DUNE / dist-comp

Action items for DUNE distributed computing, and common scripts that are used.
2 stars 0 forks source link

UK_RAL-Tier1 failing JustIN writes back to Fermilab only. #62

Closed StevenCTimm closed 1 year ago

StevenCTimm commented 1 year ago

jobsub admins have blocked any user jobs (including justIN) from running at RAL Tier1 due to ongoing asymmetric routing network problems. These are set to be fixed next week once Fermilab public dcache goes completely onto lhcone, scheduled for Apr 19. Won't file any tickets until we hear from Phil DeMar.
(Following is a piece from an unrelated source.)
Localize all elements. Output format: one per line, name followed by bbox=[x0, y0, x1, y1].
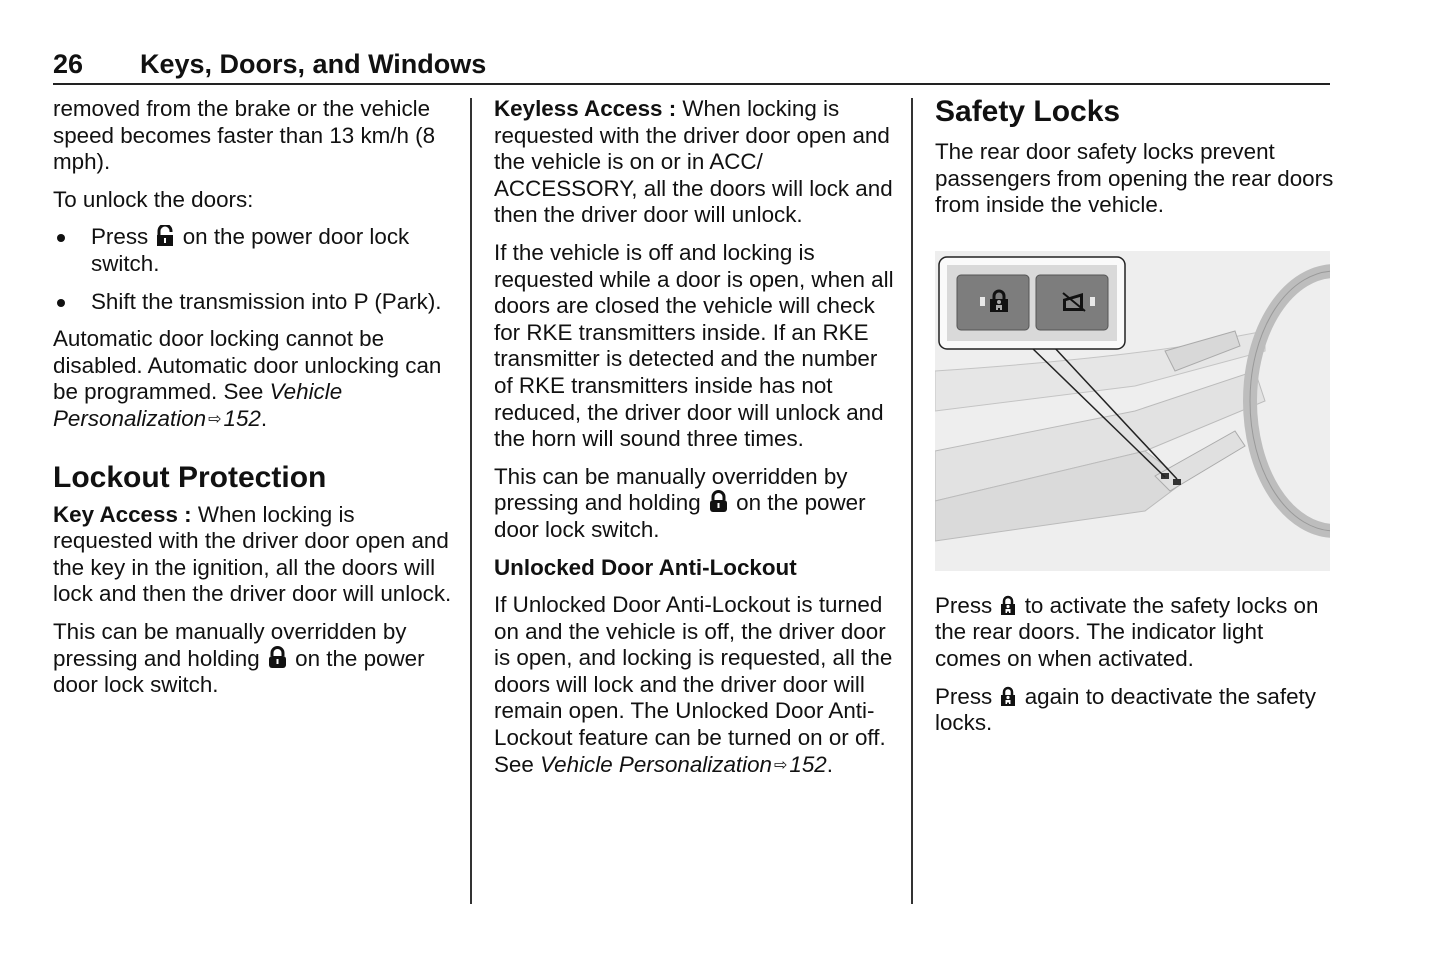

StevenCTimm commented 1 year ago

According to discussion at the operations meeting on 4/17 this has been fixed, and test jobs were successful.

Will leave this open until we start seeing JustIN jobs go through again.

StevenCTimm commented 1 year ago

The jobs are going through again but they are still having trouble writing to FNAL Dcache from ral tier1

StevenCTimm commented 1 year ago

Robert Illingworth requested us to make a SNOW ticket on this so Fermilab end is informed.

StevenCTimm commented 1 year ago

The error seems to have gone away on its own. JustIN can write back to Fermilab now

Will keep watching to make sure it doesn't recur in short order.

StevenCTimm commented 1 year ago

Have now opened Service Now ticket with Fermilab, RITM1716559

That is at Robert Illingworth's request. Failures are still intermittent.

It was thought that it might be uboone hogging all the network traffic but they've been blacklisted at this site since Apr 21 and the network errors still continue.

StevenCTimm commented 1 year ago

This behavior has stopped now. Don't know why.